I’ve created a variable called Animated Widget, and set it’s type to the Animated Widget Blueprint
Then I’ve set that as the target for the BPI message
I know the Play Animation and Button Click work, because of the other 4 ‘on clicked’ events attached to it all work as intended.
It’s the BPI Event that doesn’t appear to be firing. Putting a Print String in didn’t show anything.
Everything after the BPI Message also runs (play level sequence), so it’s not like the ‘On Clicked (Cube)’ get’s stuck and stops processing, it just doesn’t appear to fire/respond.
Is what I’ve done with the variable BPW Animated Widget the correct way to reference the widget as the target?
How did you set the value of that variable. Do a isValid check; it’s probably null. Creating a reference variable does little unless you point it at a valid object. What if you had 3 animated widgets and 3 variables? Which one is which?
Imagine creating a string variable but forgetting to type in the text.

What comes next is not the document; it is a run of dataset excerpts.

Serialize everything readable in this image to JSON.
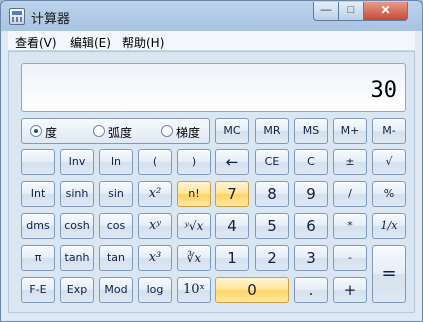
{
  "window": {
    "title": "计算器",
    "minimize_glyph": "—",
    "maximize_glyph": "□",
    "close_glyph": "✕"
  },
  "menu": [
    "查看(V)",
    "编辑(E)",
    "帮助(H)"
  ],
  "display": {
    "value": "30"
  },
  "angle_mode": {
    "options": [
      "度",
      "弧度",
      "梯度"
    ],
    "selected": "度"
  },
  "memory_buttons": [
    "MC",
    "MR",
    "MS",
    "M+",
    "M-"
  ],
  "rows": [
    [
      "",
      "Inv",
      "ln",
      "(",
      ")",
      "←",
      "CE",
      "C",
      "±",
      "√"
    ],
    [
      "Int",
      "sinh",
      "sin",
      "x²",
      "n!",
      "7",
      "8",
      "9",
      "/",
      "%"
    ],
    [
      "dms",
      "cosh",
      "cos",
      "xʸ",
      "ʸ√x",
      "4",
      "5",
      "6",
      "*",
      "1/x"
    ],
    [
      "π",
      "tanh",
      "tan",
      "x³",
      "∛x",
      "1",
      "2",
      "3",
      "-",
      "="
    ],
    [
      "F-E",
      "Exp",
      "Mod",
      "log",
      "10ˣ",
      "0",
      ".",
      "+"
    ]
  ]
}
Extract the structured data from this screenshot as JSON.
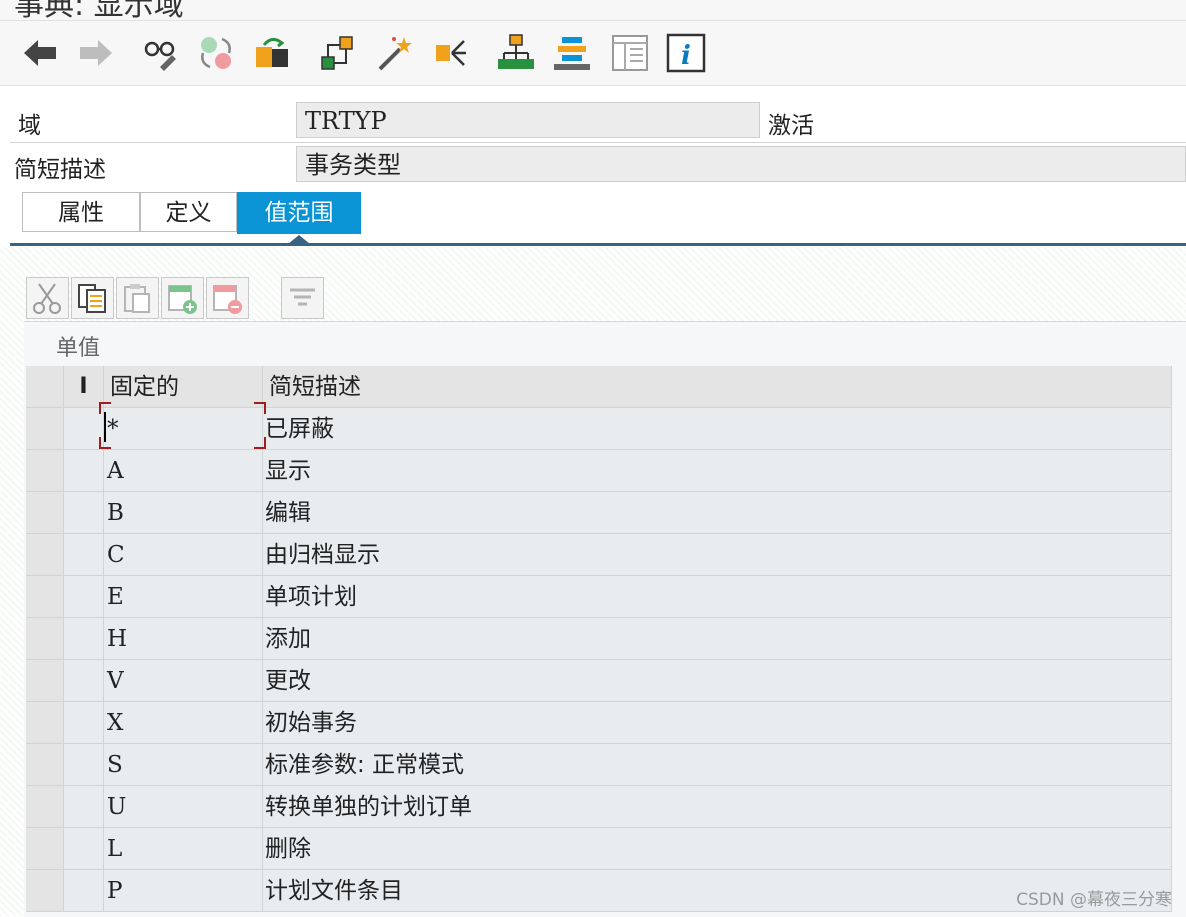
{
  "title": "事典: 显示域",
  "toolbar": {
    "buttons": [
      "back-icon",
      "forward-icon",
      "glasses-edit-icon",
      "toggle-icon",
      "object-list-icon",
      "hierarchy-icon",
      "magic-wand-icon",
      "where-used-icon",
      "org-chart-icon",
      "layout-icon",
      "table-view-icon",
      "info-icon"
    ]
  },
  "header": {
    "domain_label": "域",
    "domain_value": "TRTYP",
    "status": "激活",
    "short_desc_label": "简短描述",
    "short_desc_value": "事务类型"
  },
  "tabs": [
    {
      "label": "属性",
      "active": false
    },
    {
      "label": "定义",
      "active": false
    },
    {
      "label": "值范围",
      "active": true
    }
  ],
  "table_toolbar": {
    "buttons": [
      "cut-icon",
      "copy-icon",
      "paste-icon",
      "insert-row-icon",
      "delete-row-icon",
      "filter-icon"
    ]
  },
  "panel": {
    "title": "单值",
    "columns": {
      "indicator": "I",
      "fixed_value": "固定的",
      "short_desc": "简短描述"
    },
    "rows": [
      {
        "value": "*",
        "desc": "已屏蔽"
      },
      {
        "value": "A",
        "desc": "显示"
      },
      {
        "value": "B",
        "desc": "编辑"
      },
      {
        "value": "C",
        "desc": "由归档显示"
      },
      {
        "value": "E",
        "desc": "单项计划"
      },
      {
        "value": "H",
        "desc": "添加"
      },
      {
        "value": "V",
        "desc": "更改"
      },
      {
        "value": "X",
        "desc": "初始事务"
      },
      {
        "value": "S",
        "desc": "标准参数: 正常模式"
      },
      {
        "value": "U",
        "desc": "转换单独的计划订单"
      },
      {
        "value": "L",
        "desc": "删除"
      },
      {
        "value": "P",
        "desc": "计划文件条目"
      }
    ]
  },
  "watermark": "CSDN @幕夜三分寒",
  "colors": {
    "tab_active": "#0a94d6",
    "underline": "#3a6283",
    "icon_orange": "#f0a21c",
    "icon_green": "#27913f"
  }
}
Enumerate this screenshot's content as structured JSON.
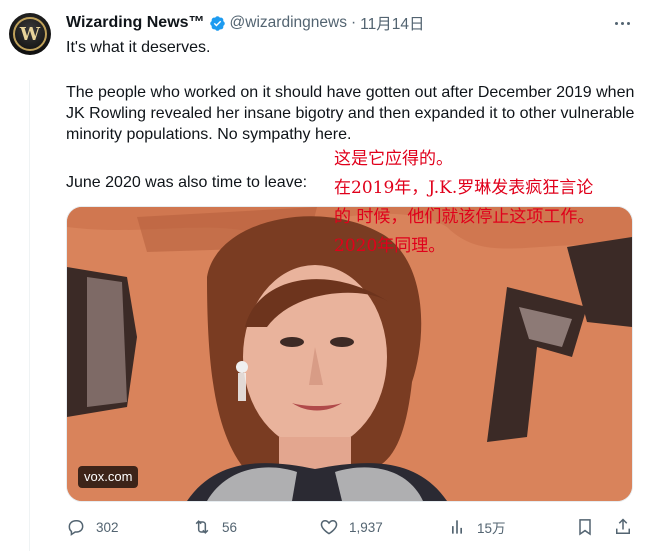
{
  "tweet": {
    "author_name": "Wizarding News™",
    "handle": "@wizardingnews",
    "separator": "·",
    "date": "11月14日",
    "text_line1": "It's what it deserves.",
    "text_paragraph2": "The people who worked on it should have gotten out after December 2019 when JK Rowling revealed her insane bigotry and then expanded it to other vulnerable minority populations. No sympathy here.",
    "text_line3": "June 2020 was also time to leave:",
    "media_source": "vox.com"
  },
  "overlay": {
    "line1": "这是它应得的。",
    "line2": "在2019年，J.K.罗琳发表疯狂言论",
    "line3": "的 时候，他们就该停止这项工作。",
    "line4": "2020年同理。",
    "color": "#e0001b"
  },
  "actions": {
    "reply_count": "302",
    "retweet_count": "56",
    "like_count": "1,937",
    "views_count": "15万"
  },
  "colors": {
    "verified": "#1d9bf0",
    "secondary_text": "#536471",
    "primary_text": "#0f1419"
  },
  "icons": [
    "avatar-crest",
    "verified-badge-icon",
    "more-icon",
    "reply-icon",
    "retweet-icon",
    "like-icon",
    "views-icon",
    "bookmark-icon",
    "share-icon"
  ]
}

You have a variable that could hold text but does not yet.
I created the Variable in the Blueprint and then set it’s type to the specific Widget I wanted to reference.
(I’ve changed the variable name in the image below to differentiate)

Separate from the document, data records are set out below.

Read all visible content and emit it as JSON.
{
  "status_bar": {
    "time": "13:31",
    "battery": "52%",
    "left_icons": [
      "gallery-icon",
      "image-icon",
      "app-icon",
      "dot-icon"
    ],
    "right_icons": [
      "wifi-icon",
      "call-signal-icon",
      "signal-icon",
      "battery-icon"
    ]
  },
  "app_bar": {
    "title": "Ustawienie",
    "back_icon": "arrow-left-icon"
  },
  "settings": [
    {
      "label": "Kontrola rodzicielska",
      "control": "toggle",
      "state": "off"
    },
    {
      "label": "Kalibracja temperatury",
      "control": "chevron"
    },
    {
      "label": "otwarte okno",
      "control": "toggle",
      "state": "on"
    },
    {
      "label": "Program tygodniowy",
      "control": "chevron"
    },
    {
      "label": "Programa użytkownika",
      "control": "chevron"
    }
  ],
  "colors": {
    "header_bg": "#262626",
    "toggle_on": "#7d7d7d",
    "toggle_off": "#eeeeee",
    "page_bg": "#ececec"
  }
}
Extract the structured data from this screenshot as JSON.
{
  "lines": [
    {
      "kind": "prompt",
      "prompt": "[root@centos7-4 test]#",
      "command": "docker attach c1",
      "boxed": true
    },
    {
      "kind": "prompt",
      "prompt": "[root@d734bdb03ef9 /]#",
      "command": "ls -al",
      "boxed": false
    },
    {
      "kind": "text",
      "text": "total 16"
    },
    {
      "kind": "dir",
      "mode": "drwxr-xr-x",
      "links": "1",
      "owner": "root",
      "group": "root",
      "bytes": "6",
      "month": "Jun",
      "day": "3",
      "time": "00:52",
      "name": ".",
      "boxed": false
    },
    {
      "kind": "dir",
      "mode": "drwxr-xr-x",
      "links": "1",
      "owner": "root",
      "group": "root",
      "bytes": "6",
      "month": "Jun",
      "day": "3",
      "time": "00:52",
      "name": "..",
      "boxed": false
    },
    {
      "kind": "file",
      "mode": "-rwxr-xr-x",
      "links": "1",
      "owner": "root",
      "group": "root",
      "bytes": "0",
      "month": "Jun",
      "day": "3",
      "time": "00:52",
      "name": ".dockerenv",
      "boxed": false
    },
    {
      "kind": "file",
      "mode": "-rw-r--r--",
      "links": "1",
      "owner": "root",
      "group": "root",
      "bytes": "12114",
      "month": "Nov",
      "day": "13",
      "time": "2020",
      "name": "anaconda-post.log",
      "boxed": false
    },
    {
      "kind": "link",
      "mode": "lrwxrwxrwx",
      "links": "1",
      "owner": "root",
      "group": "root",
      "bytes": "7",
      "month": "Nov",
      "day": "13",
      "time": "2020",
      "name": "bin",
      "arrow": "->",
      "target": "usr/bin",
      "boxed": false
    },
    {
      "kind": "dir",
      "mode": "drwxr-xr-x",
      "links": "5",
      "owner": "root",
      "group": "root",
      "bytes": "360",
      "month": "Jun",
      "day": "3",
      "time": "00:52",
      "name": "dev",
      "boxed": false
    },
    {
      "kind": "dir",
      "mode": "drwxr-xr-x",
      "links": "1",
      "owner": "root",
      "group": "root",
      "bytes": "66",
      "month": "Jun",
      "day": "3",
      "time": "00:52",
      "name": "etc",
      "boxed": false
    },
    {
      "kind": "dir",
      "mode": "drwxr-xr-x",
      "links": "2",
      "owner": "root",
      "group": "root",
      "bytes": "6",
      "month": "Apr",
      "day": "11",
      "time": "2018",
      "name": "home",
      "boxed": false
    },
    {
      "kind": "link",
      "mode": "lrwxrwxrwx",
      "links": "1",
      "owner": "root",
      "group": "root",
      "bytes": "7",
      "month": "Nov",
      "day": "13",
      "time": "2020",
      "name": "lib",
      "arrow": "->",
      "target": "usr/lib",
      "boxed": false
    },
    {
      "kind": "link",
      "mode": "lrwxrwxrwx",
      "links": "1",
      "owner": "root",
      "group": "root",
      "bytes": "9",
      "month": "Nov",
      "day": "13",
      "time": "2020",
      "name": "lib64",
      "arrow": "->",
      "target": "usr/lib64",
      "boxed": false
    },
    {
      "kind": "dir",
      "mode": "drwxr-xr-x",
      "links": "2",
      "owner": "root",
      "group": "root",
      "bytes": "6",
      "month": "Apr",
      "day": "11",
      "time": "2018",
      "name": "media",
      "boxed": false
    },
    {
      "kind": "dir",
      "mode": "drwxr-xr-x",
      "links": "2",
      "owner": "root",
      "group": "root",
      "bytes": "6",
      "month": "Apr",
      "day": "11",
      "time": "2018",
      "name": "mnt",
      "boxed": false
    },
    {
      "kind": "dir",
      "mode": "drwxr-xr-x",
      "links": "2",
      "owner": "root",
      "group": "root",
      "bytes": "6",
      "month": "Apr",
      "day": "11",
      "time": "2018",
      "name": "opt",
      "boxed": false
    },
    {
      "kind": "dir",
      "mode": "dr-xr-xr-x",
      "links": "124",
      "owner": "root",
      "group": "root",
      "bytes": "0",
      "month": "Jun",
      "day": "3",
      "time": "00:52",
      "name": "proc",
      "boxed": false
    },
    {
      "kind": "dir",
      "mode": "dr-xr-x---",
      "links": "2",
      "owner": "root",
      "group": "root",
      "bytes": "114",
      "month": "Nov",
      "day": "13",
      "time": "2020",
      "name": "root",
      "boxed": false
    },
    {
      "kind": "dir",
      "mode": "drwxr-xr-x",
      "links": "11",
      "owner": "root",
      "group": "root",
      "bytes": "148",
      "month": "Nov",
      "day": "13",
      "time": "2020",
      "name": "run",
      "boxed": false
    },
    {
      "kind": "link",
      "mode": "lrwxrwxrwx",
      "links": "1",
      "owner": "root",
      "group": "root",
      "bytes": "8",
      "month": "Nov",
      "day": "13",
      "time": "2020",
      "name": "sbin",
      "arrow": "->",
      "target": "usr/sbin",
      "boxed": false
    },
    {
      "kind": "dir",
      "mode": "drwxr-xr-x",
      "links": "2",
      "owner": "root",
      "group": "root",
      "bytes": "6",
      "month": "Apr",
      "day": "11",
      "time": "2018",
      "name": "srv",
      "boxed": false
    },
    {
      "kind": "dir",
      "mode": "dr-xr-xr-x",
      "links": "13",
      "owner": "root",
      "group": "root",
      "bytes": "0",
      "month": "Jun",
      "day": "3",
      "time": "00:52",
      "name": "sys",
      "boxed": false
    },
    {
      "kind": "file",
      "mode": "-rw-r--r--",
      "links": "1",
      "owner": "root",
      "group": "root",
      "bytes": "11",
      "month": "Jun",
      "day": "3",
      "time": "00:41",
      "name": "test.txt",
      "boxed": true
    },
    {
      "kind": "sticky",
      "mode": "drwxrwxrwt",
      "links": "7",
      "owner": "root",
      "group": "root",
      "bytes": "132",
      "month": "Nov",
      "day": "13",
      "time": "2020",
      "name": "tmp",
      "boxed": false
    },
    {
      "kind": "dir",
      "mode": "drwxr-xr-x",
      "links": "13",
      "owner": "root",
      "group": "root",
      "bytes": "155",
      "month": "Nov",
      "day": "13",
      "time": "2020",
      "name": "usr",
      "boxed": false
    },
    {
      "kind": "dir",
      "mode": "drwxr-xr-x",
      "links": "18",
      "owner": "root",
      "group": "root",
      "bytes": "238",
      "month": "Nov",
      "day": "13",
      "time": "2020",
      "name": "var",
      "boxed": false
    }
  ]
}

Sorry, I’d called them both the same thing originally - do you mean the variable or the widget?
The Variable (that I renamed for the previous post) is created in the Blueprint with the ‘OnClicked (cube)’ event. I then set the type of the variable to the Widget Blueprint that I want the BP Interface to send the message to.
The Widget Blueprint (also called BPW Animated Widget) is a separate Blueprint.
So what is it that I need to put in the target to get the BP Interface to work, and play the animation sequence in the Widget?
The Widget Blueprint (also called BPW Animated Widget) is a separate Blueprint.
So how does this separate Blueprint come to life? Is it spawned, created as a regular widget with script, is it a widget component attached to the actor, is it a part of some other actor that is in the level blueprint perhaps?
So what is it that I need to put in the target to get the BP Interface to work, and play the animation sequence in the Widget?
The target will the instance of the widget. How to get there will be easier if you know where it is - hence the questions above.
If you have 4000 cubes rather than 4, do tell. No one can drag 4 thousand wires around. Or if you have some rules regarding which cubes play which animation, it can also be automated.
And if you have 1 particular mesh that is clickable:
So there’s 13 (I think) cubes that will be required in the end.
The animation they’re playing is to move buttons on and off the screen in the widget.
I don’t want the animation to happen automatically, it needs to happen when the cube is clicked by the user, to change menus within the widget.
It doesn’t all happen in the level blueprint (unless you were saying it needs to), only the spawning of the widget.
The interface message is in the cube blueprint because it needs to happen on click, which also plays a camera sequence.
The above script would work exactly like you’ve described. It would play an anim when the cube is clicked. If you have 13 and that’s too many to connect by hand:
It means we’re Adding to the Viewport more than once. It may cause a memory leak, depends on what’s underneath. Can you show how the widget is created and added? On Begin Play? Perhaps it’s in the loop?
I do have 2 ‘add to viewports’ but it was like this before and not giving the error. Do I not need both?
Edit:
Removing one didn’t change anything - still works and still gets the warning.